It would thus be highly desirable to be able to provide a fully
programmable temperature controller for medical applications in which the
temperature actually applied to the wound site could be very carefully
monitored and controlled. In addition, it would be desirable to be able to
produce more immediate cooling and a digital read out of that cooling to a
monitoring computer. The variations of the actual temperature of the wound
site over a substantial period of time could be used in medical studies
and other applications. Such a system could also be programmed to monitor
any anomalous conditions in the system such as insufficient amounts of
circulation fluid or losses of pressure due to leakage or defective
couplings.
SUMMARY OF THE INVENTION
One object of the present invention is to provide a fully automatic,
microprocessor controlled system for precisely controlling the temperature
of a fluid circulated to a wound site and monitoring the variations in
that temperature over time.
Another object of the present invention is to provide a system for
circulating a fluid having precisely controlled temperatures through a
patient application blanket, which system requires no priming, has a
relatively short cool down time and provides an indication in the event of
any anomalous conditions within the system.

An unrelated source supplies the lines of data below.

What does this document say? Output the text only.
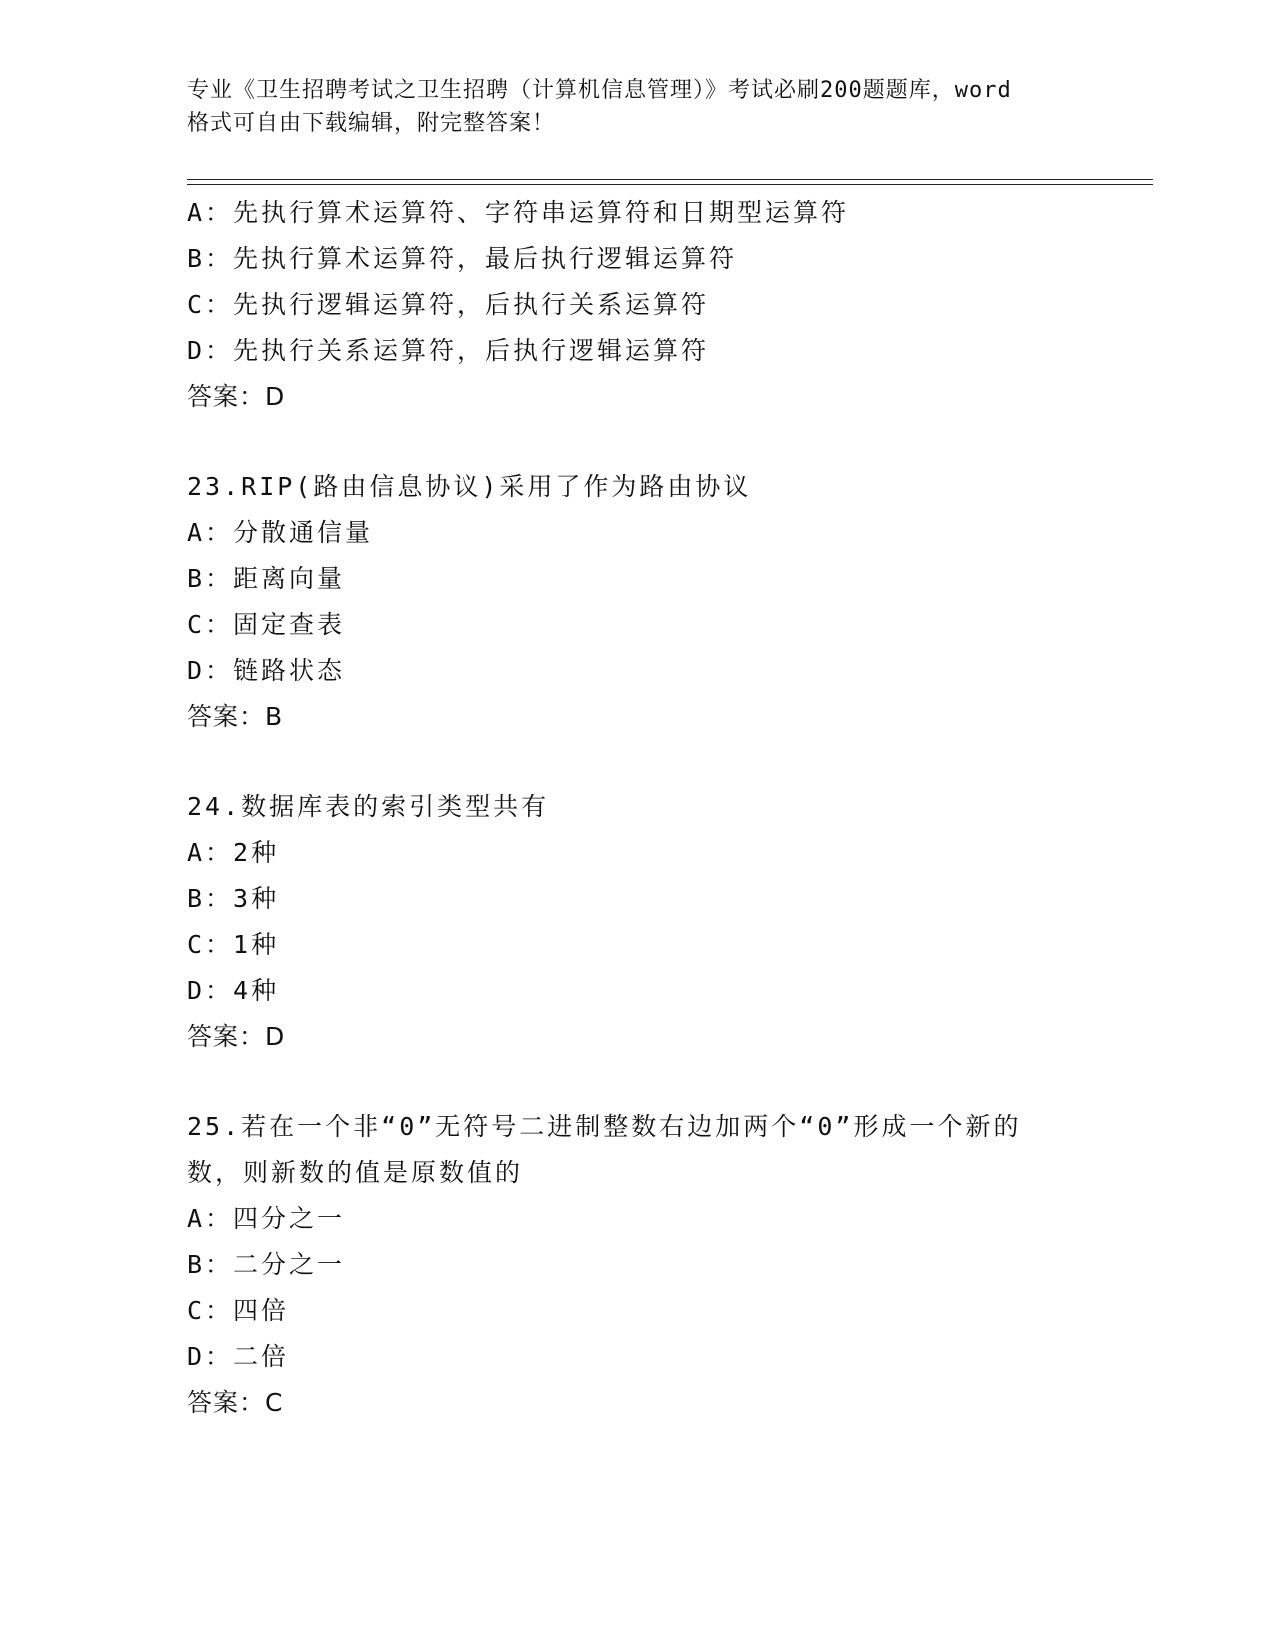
专业《卫生招聘考试之卫生招聘（计算机信息管理）》考试必刷200题题库，word
格式可自由下载编辑，附完整答案！
A：先执行算术运算符、字符串运算符和日期型运算符
B：先执行算术运算符，最后执行逻辑运算符
C：先执行逻辑运算符，后执行关系运算符
D：先执行关系运算符，后执行逻辑运算符
答案：D
23.RIP(路由信息协议)采用了作为路由协议
A：分散通信量
B：距离向量
C：固定查表
D：链路状态
答案：B
24.数据库表的索引类型共有
A：2种
B：3种
C：1种
D：4种
答案：D
25.若在一个非“0”无符号二进制整数右边加两个“0”形成一个新的
数，则新数的值是原数值的
A：四分之一
B：二分之一
C：四倍
D：二倍
答案：C
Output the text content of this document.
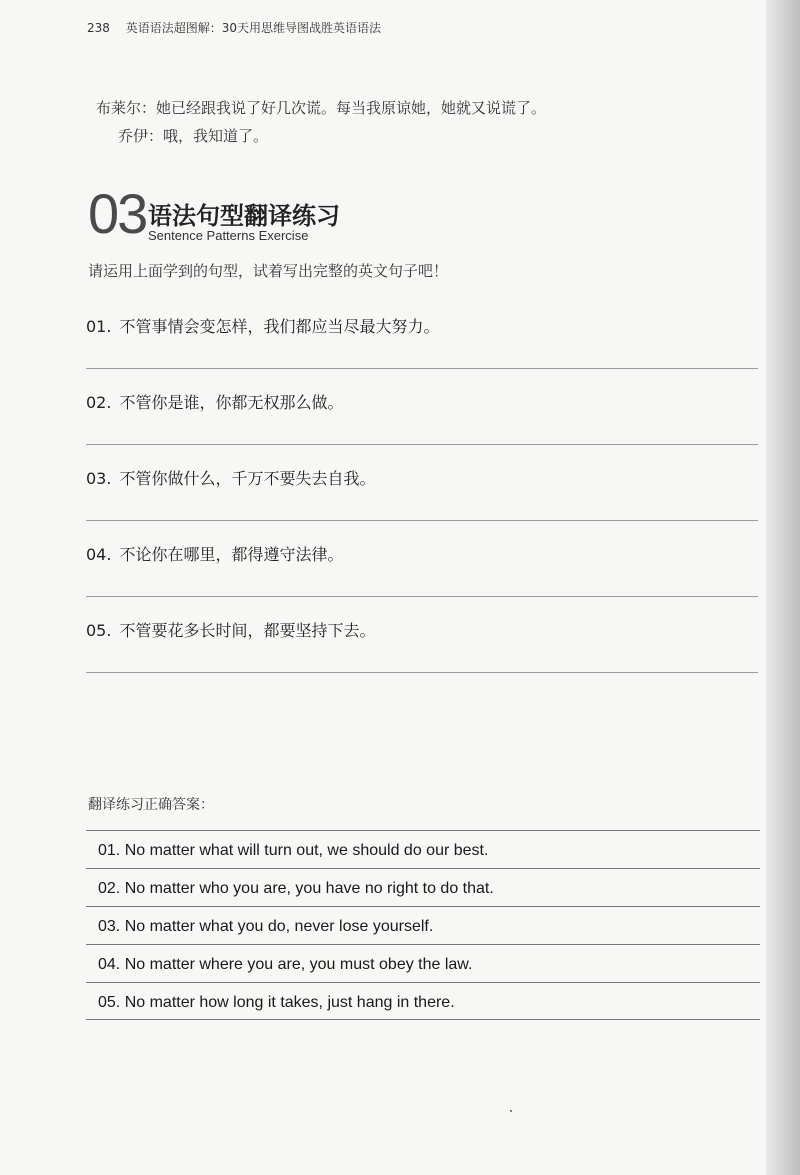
238 英语语法超图解：30天用思维导图战胜英语语法
布莱尔：她已经跟我说了好几次谎。每当我原谅她，她就又说谎了。
乔伊：哦，我知道了。
03 语法句型翻译练习
Sentence Patterns Exercise
请运用上面学到的句型，试着写出完整的英文句子吧！
01. 不管事情会变怎样，我们都应当尽最大努力。
02. 不管你是谁，你都无权那么做。
03. 不管你做什么，千万不要失去自我。
04. 不论你在哪里，都得遵守法律。
05. 不管要花多长时间，都要坚持下去。
翻译练习正确答案：
01. No matter what will turn out, we should do our best.
02. No matter who you are, you have no right to do that.
03. No matter what you do, never lose yourself.
04. No matter where you are, you must obey the law.
05. No matter how long it takes, just hang in there.
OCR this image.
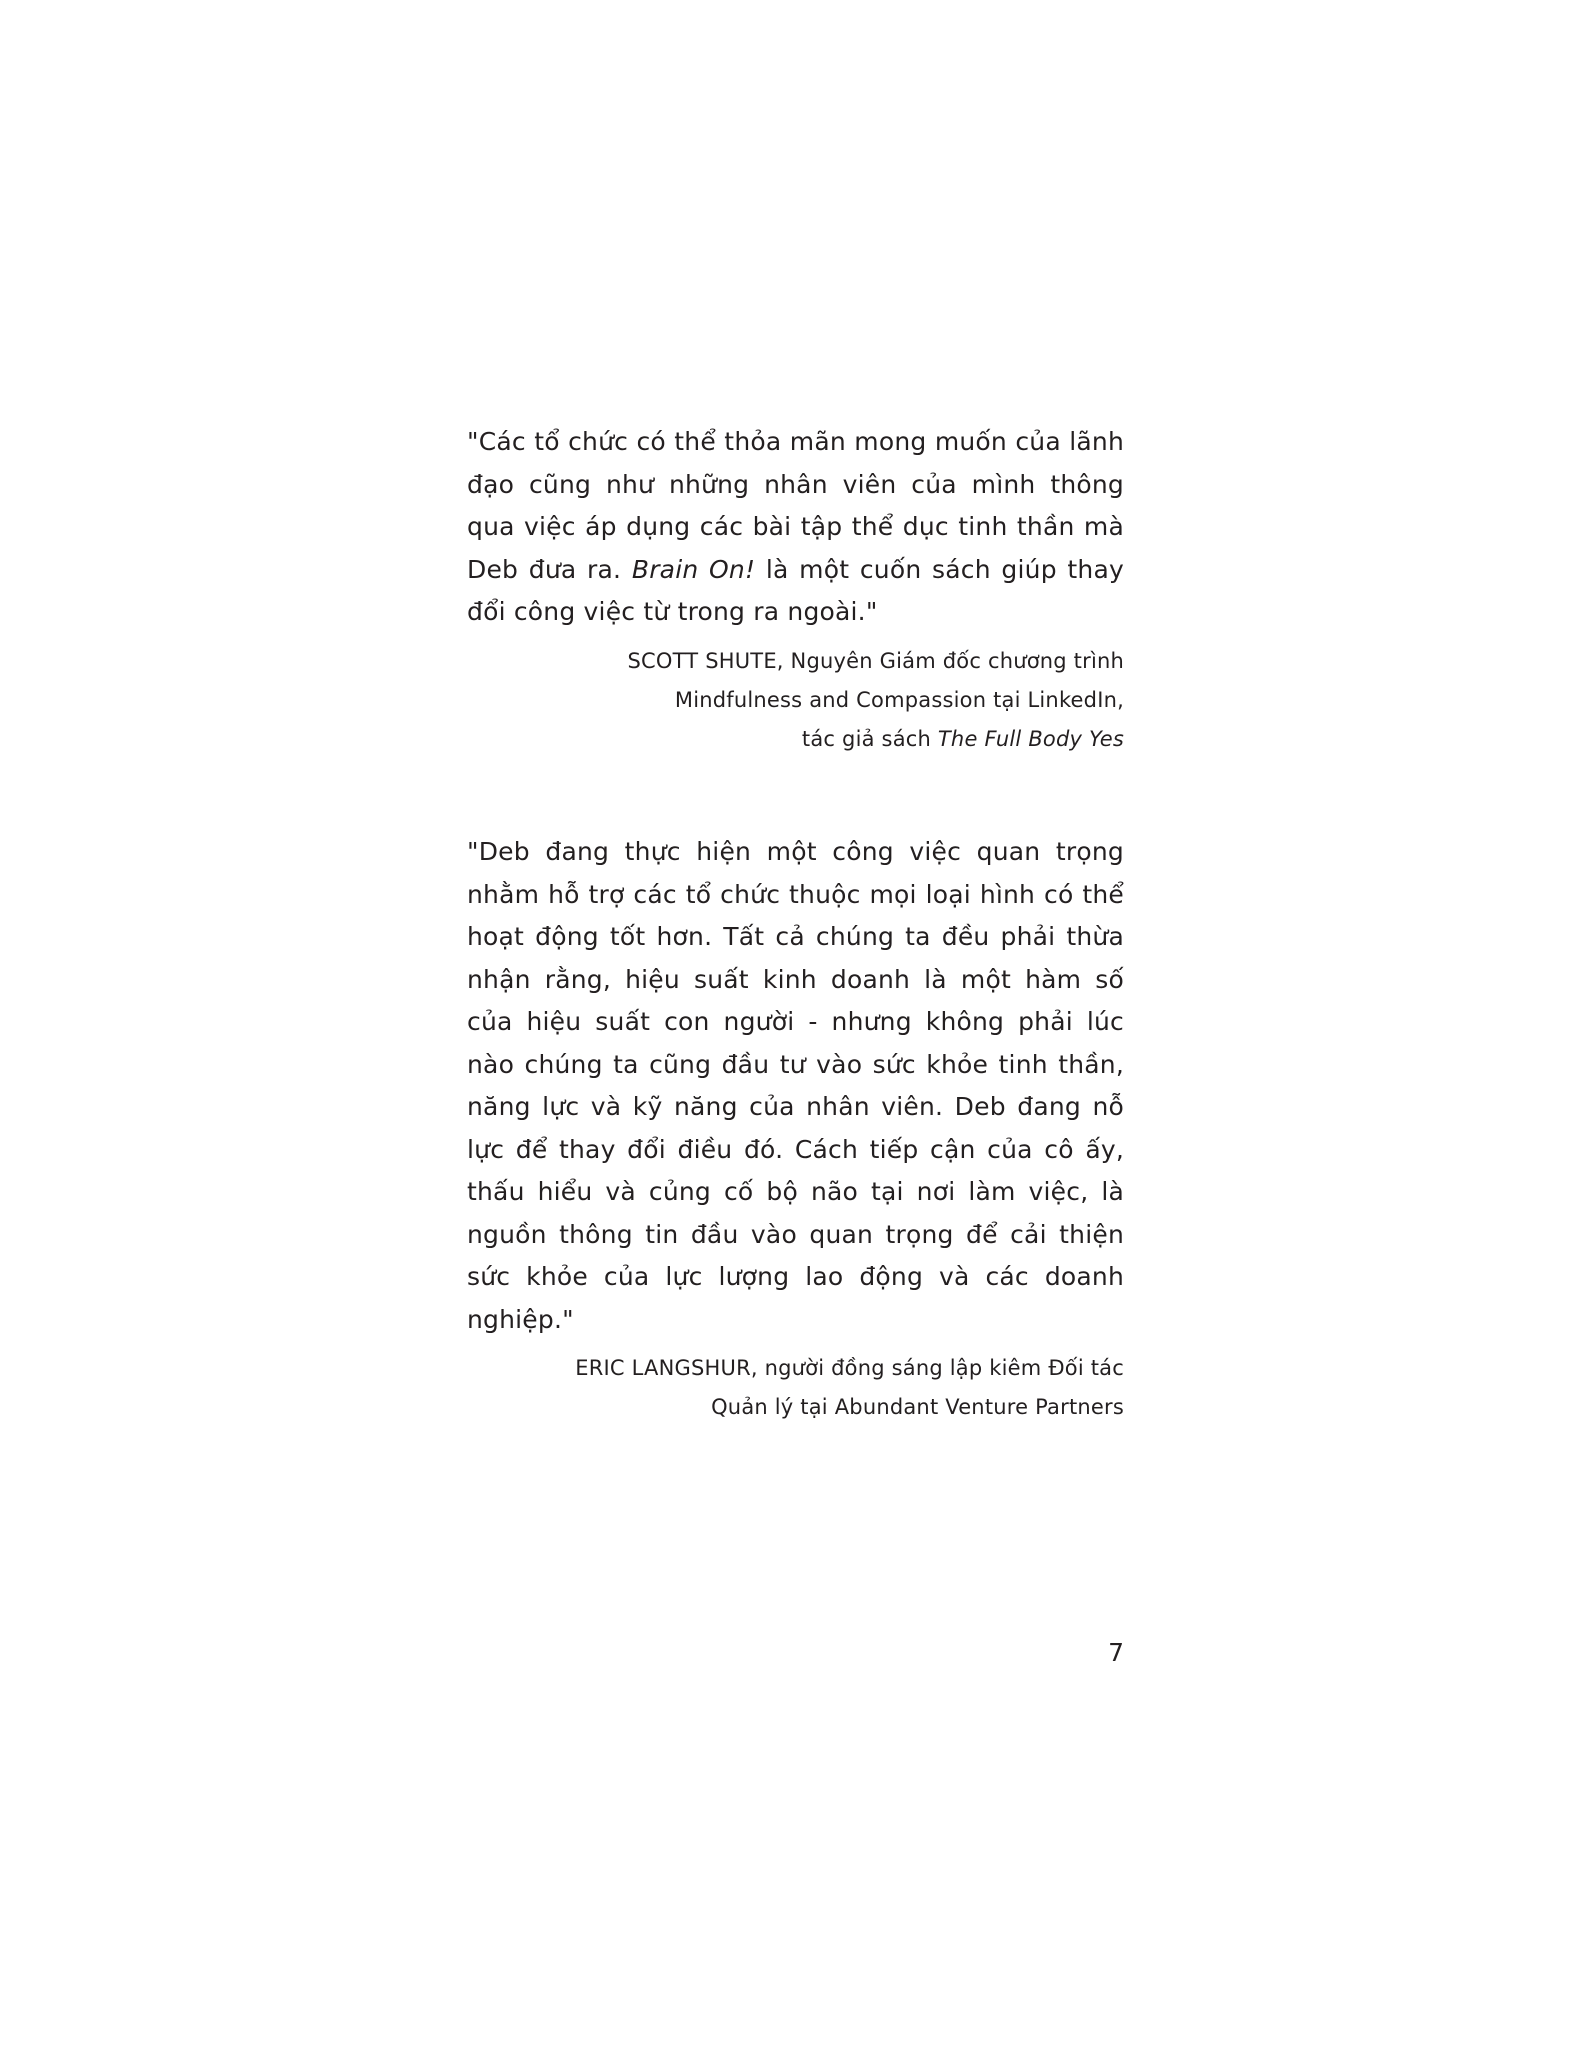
"Các tổ chức có thể thỏa mãn mong muốn của lãnh đạo cũng như những nhân viên của mình thông qua việc áp dụng các bài tập thể dục tinh thần mà Deb đưa ra. Brain On! là một cuốn sách giúp thay đổi công việc từ trong ra ngoài."

SCOTT SHUTE, Nguyên Giám đốc chương trình
Mindfulness and Compassion tại LinkedIn,
tác giả sách The Full Body Yes

"Deb đang thực hiện một công việc quan trọng nhằm hỗ trợ các tổ chức thuộc mọi loại hình có thể hoạt động tốt hơn. Tất cả chúng ta đều phải thừa nhận rằng, hiệu suất kinh doanh là một hàm số của hiệu suất con người - nhưng không phải lúc nào chúng ta cũng đầu tư vào sức khỏe tinh thần, năng lực và kỹ năng của nhân viên. Deb đang nỗ lực để thay đổi điều đó. Cách tiếp cận của cô ấy, thấu hiểu và củng cố bộ não tại nơi làm việc, là nguồn thông tin đầu vào quan trọng để cải thiện sức khỏe của lực lượng lao động và các doanh nghiệp."

ERIC LANGSHUR, người đồng sáng lập kiêm Đối tác
Quản lý tại Abundant Venture Partners

7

A further object of the present invention is to provide an electronic
controller for a temperature control fluid circulation system which is
fully programmable and has a display panel which allows periodic
reprogramming of the system and monitoring of the operating conditions
thereof.
One aspect of the present invention thus comprises an improved temperature
control fluid circulating system for automatically cooling a thermal
blanket with a thermoelectric cooling module, the system being of the type
where a temperature control fluid is cooled by the cooling module and
pumped to, through and from the blanket through first and second conduits.
The improvement comprises means for powering the cooling module with a
pulse width modulated signal and means for sensing the temperatures of
fluid flowing within the conduits. Means are provided for calculating the
mean value of the temperatures between the first and second conduits or
calculating a set off value from the temperature at the second conduit in
order to provide an approximate indication of the temperature of the fluid
within the blanket. Means associated with the powering means for modifying
the indicated temperature of the blanket are also provided. The cooling
module may comprise a thermoelectric cooling device and a thermally
conductive cooling block thermally coupled thereto.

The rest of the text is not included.